May. 26, 2022
winged pigweed, Cycloloma atriplicifolia
Winged pigweed, or is it more fun to call it tumble ringwing? This is a tumbleplant that takes full advantage of the wind. It originated in our windy central plains, and has recently been taking advantage of cleared areas to spread. It's particularly going eastward in the direction of prevailing winds and interstate highways. This pigweed is wind pollinated, and has apparently found advantage to having upper flowers that are only pistillate. Here you see stamens toward the bottom, and little white pistils in the upper flowers. Late in the season these bushy plants break free and become tumbleweeds.

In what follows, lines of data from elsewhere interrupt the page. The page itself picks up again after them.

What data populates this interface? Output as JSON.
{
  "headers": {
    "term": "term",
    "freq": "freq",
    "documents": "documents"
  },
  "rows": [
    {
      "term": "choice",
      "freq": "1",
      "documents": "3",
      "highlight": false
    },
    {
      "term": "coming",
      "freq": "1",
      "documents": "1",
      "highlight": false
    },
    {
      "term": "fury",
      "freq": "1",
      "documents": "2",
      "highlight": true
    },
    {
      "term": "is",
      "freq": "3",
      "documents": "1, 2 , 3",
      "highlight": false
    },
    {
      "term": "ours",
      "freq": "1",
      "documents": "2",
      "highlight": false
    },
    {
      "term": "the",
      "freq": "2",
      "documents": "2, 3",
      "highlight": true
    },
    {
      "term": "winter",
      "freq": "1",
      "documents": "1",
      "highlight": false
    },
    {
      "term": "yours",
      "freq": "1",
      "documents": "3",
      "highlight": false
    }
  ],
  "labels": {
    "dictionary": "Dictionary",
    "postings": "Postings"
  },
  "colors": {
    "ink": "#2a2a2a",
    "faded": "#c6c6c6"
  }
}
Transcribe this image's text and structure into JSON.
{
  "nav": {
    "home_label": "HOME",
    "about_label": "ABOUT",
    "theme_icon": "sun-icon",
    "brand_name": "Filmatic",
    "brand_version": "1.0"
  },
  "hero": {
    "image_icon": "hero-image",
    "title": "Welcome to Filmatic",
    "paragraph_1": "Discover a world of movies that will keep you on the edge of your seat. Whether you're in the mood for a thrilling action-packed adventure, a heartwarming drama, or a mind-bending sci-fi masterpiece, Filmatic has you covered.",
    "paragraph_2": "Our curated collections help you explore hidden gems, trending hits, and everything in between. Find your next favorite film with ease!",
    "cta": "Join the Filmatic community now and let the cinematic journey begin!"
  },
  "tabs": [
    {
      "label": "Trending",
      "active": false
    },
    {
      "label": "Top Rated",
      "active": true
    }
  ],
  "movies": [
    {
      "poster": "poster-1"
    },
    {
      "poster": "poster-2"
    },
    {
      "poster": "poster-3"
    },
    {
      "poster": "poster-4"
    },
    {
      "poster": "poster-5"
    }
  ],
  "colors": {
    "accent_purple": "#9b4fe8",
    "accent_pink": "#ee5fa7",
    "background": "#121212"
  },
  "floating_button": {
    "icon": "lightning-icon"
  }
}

The winged seeds can also break free and spread. Thee Apache, Navajo and Zuni people ate the seeds as flower, porridge or mush. More immaginatively, the Zuni believed this plant belonged to the grandmother of the Gods of War. She taught them to chew these flowers and eject the result on their hands. This would cause enemy arrows to go wild. This observation is from Matilda Stevenson's Ethnobotany of the Zuni Indians (1915), cited on the Native American Ethnobotany Database. Tumble ringwing now grows in every state except AK, FL, GA, HI, ME, NH, OR, RI, VT, and WA, and in MB, ON, QC, and SK. Lenawee Co MI, 8/3/14. Amaranth family, Amaranthaceae.